Separately, pre-approved standard contractual clauses (SCCs), the most recent version issued in 2010, are also recognized by the EC as valid transfer mechanisms to non-European Economic Area “third countries.”
SCCs Updates Ahead
On June 13th, the European Commissioner for Justice and Consumers confirmed in a speech that SCCs are being updated for the post-GDPR world:
“We are already working to modernize standard contractual clauses. This will make it easier for companies to share data when they contract processing services, within the EU or abroad.”
This update to SCCs is concurrent with a legal action challenging the validity of SCCs as a transfer mechanism to the United States in a case brought against Facebook Ireland by Austrian privacy advocate Maximillian Schrems.
The case, dubbed Schrems II, following the 2015 decision of the European Court of Justice (ECJ), resulted in the invalidation of the EU-U.S. Safe Harbor Agreement because it did not provide EU citizens with protections “essentially equivalent” to that of the EU.
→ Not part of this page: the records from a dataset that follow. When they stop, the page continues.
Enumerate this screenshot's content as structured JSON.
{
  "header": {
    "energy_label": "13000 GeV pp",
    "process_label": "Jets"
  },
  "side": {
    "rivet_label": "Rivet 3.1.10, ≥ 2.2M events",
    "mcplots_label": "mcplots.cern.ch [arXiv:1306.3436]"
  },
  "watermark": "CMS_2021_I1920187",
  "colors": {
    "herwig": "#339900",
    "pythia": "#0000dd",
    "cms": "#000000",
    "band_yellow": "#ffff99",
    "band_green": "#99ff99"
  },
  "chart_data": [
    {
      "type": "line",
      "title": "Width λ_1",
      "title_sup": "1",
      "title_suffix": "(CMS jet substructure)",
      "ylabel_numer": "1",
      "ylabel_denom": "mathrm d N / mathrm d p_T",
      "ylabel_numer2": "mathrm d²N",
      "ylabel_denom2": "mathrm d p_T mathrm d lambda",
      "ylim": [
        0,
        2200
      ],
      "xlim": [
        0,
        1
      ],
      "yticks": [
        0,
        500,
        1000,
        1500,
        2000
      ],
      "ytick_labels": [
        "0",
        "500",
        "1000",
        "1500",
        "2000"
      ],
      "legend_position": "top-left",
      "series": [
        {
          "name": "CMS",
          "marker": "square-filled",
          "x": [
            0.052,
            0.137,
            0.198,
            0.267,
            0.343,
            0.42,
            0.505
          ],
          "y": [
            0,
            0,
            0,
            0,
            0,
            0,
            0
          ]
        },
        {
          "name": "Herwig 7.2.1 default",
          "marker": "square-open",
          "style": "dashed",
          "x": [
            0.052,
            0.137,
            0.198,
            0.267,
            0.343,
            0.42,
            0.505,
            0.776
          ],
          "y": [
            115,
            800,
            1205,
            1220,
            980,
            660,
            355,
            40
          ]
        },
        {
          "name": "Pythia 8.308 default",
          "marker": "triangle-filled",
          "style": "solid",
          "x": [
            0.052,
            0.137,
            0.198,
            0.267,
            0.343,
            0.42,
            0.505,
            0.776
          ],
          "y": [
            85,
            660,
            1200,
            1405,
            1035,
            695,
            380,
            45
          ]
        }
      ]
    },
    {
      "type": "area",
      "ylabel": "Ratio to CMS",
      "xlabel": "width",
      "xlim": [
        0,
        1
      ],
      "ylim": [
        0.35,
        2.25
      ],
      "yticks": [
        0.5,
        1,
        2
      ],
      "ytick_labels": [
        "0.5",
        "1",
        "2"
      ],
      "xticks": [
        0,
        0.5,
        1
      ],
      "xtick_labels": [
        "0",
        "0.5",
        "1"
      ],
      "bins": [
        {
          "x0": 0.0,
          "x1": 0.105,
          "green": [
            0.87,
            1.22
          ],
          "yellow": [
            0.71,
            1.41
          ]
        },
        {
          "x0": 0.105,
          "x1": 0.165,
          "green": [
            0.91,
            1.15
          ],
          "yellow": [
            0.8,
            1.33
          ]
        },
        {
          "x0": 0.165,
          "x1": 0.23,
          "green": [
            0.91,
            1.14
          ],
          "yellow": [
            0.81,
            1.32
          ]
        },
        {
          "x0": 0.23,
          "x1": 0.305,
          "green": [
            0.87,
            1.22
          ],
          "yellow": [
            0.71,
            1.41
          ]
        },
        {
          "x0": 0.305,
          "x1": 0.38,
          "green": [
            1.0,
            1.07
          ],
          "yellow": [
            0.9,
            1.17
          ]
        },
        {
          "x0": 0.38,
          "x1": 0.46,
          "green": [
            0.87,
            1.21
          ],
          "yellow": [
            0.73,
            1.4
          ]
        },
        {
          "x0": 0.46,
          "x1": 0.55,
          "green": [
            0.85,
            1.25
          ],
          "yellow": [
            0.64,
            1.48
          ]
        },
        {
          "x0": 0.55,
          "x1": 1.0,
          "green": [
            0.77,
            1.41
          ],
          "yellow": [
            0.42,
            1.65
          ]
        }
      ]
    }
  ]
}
Due to U.S. intelligence agencies’ surveillance practices, and thus that any EU-to-U.S. personal data transfers made on that basis were not legal. Schrems II proceeds to oral arguments before the ECJ on July 9, 2019.
In this case, the Irish High Court has referred eleven questions to the ECJ relating to whether entering into SCCs, by itself, provides an adequate level of data protection for EU personal data transferred to the U.S.
The Irish Supreme Court recently dismissed Facebook’s appeal of the Irish High Court’s decision to refer these items to the ECJ.
EU-U.S. Privacy Shield Legal Challenge
Meanwhile, the EU-U.S. Privacy Shield Framework is similarly undergoing a legal challenge on the grounds that the United States does not adequately protect EU citizens’ personal data by U.S. intelligence agencies’ activities.
The case, brought by three French non-governmental organizations, seeks to revoke Privacy Shield as a valid EU-to-U.S. personal data transfer mechanism as occurred with Safe Harbor in Schrems I.
On July 1-2, the NGOs will argue before the General Court of the EU that Privacy Shield is not “essentially equivalent” to EU data protection law, even if it is more protective than Safe Harbor was.
The losing party could then appeal to the ECJ for a final determination.
When Will a Legal Decision be Made?
Decisions in both matters are expected within a year or less. It is unclear what effect, if any, the entry into force of new European Commission-approved SCCs would have on the ripeness of the case if introduced prior to the ECJ’s Schrems II ruling.
Moreover, in the event the ECJ were to eventually invalidate both SCCs and Privacy Shield–the latter of which was specifically drafted to withstand judicial scrutiny—it is uncertain what course of action most organizations would undertake to effectuate their data transfers.
Binding corporate rules (BCRs) and reliance on derogations such as explicit consent for cross-border data transfers are expensive, time-consuming, or disfavored options for many businesses.
It remains to be seen what effect on digital commerce such legal actions would have in practice (including concerning data transfers to the U.K., in the event of an eventual “Brexit”).
TrustArc will continue to follow developments closely and will provide regular updates.